The problem is with the volumes of foreign exchange inflows, not of the growth trend. Prime Minister Imran Khan and Finance Minister Asad Umar keep telling us that brighter times are ahead and lots of foreign investment is in the pipeline. Unless that investment actually starts flowing in, the foreign exchange crunch will likely persist not only during this fiscal year but also perhaps in the next few years.

The rupee lost 1.4pc value to the dollar as external debt servicing peaked, bringing its total loss against the greenback to 15.9pc in the first nine months of 2018-19

That’s the view the IMF has also taken. Once we enter into the Fund programme, the government will have to take politically tough measures, like taxing the big and the powerful that are still out of the tax net and containing its development and non-development spending to keep the fiscal deficit in check. Besides, the central bank will have to discontinue the old practice of providing cushion to the rupee through interventions in the foreign exchange market. Meanwhile, the cost of external debt servicing can only be expected to grow further after borrowings of $9.2bn from friendly countries in the first three quarters of this fiscal year. In the first half of the year, Pakistan spent $5.36bn on the servicing of external debt. External debt servicing had consumed $7.49bn in 2017-18, according to the latest data released by the central bank.

When this write-up is published on April 1, prices of petrol and other fuel oils will have gone up. Energy prices have been on the rise because international oil rates have remained higher than last year’s. Besides, even our populist government could not dare reduce the amount of taxes and duties.

The government could not do this to avoid taking a hit on revenue generation. Tax collection is already low.

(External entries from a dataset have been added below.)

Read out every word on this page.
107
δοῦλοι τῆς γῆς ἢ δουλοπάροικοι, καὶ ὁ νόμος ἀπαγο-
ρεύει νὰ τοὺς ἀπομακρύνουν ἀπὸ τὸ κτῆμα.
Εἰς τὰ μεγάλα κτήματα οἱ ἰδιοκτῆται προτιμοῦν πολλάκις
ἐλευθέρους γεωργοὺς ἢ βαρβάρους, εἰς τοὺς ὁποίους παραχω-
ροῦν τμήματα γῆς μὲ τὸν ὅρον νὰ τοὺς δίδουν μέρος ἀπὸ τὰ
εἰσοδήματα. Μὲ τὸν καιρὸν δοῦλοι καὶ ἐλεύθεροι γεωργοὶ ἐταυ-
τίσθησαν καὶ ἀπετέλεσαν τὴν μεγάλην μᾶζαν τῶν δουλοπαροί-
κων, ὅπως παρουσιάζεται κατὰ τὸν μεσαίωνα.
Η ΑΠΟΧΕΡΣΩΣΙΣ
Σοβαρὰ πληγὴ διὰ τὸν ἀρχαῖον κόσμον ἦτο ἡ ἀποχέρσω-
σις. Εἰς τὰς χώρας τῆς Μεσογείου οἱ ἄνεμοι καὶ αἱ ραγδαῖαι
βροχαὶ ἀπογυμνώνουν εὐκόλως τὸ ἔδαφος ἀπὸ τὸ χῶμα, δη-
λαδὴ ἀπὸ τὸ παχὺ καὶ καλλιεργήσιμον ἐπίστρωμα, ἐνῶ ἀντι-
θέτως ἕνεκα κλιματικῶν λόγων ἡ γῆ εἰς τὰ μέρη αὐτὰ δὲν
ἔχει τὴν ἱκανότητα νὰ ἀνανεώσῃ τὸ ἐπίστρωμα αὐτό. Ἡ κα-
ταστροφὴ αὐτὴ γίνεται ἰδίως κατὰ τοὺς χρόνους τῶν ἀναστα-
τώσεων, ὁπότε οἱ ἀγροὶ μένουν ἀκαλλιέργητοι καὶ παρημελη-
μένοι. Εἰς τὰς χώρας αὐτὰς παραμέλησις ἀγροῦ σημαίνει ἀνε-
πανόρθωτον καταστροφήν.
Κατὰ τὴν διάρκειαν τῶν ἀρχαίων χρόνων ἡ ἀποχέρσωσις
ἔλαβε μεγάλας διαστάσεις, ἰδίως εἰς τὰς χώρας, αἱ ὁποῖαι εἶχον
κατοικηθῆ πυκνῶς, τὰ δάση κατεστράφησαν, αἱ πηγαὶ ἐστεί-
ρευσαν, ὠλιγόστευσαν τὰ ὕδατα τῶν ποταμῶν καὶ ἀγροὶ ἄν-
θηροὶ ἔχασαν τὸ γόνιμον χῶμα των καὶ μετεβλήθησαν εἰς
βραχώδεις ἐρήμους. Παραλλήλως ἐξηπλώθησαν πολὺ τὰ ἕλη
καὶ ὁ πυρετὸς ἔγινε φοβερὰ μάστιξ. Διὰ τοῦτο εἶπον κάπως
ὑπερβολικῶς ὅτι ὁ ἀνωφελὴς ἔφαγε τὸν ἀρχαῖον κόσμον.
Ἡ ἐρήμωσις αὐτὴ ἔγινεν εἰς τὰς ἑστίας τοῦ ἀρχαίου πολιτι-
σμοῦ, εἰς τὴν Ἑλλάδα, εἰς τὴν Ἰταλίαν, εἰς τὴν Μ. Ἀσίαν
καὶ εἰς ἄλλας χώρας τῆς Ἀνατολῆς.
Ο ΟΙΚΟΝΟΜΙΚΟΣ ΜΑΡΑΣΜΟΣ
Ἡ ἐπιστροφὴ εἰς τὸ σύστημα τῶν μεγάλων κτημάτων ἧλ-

“In view of the shortfalls in revenue collection and escalating security-related expenditures, it is most likely that the target for the fiscal deficit would be breached,” said the State Bank of Pakistan (SBP) on March 29 when it raised its policy rate by 50 basis points to 10.75pc.

The interest rate hike comes amidst continuing underlying inflationary pressure, a larger fiscal deficit (2.7pc of GDP in the first half of 2018-19 against 2.3pc a year ago) and a high current account deficit despite some improvement. The current account deficit narrowed to $8.8bn in July-February from $11.4bn in the corresponding period of the preceding fiscal year. But it still poses a challenge as the improvement has come in the backdrop of $9.2bn foreign funds from friendly countries — China, Saudi Arabia and the United Arab Emirates.

We had to resort to this foreign exchange funding, which carries both economic and political costs, in our quest to avoid a free fall of the rupee. Despite that, the rupee has lost 15.9pc to the dollar so far in this fiscal year. On March 25, SBP’s foreign exchange reserves stood at just $10.7bn.

Pakistan is likely to sign a balance-of-payments support deal with the IMF in mid-April. Hopefully, the first IMF loan tranche will come in before June. That will help reduce external debt servicing problems in the April-June quarter besides setting the country on the course of prudent fiscal and monetary management for stabilising the faltering economy.

During his visit to Pakistan in the last week of March, IMF Mission Chief Ernesto Ramirez Rigo met several federal ministers and senior officials. In fact, he met SBP Governor Tariq Bajwa and other senior central bankers ahead of the monetary policy committee meeting.

Whenever the IMF agrees to a bailout package, its demands include the tightening of interest rates. This time, too, the Fund is pushing for the continuation of a tight monetary regime.

The Fund also wants to see our central bank more autonomous and foreign exchange regime freer. It is pressing the SBP to even make inflation targeting a core objective of monetary policy. The SBP decision to raise the policy rate by 50bps from April 1 shows it prefers inflation-fighting to facilitating economic growth.

The central bank has projected 3.5-4pc economic growth in the current fiscal year, far lower than the last year’s revised growth of 5.22pc. Lower economic growth means a loss of jobs and a fall in disposable incomes. Both things are going to erode political capital of the PTI.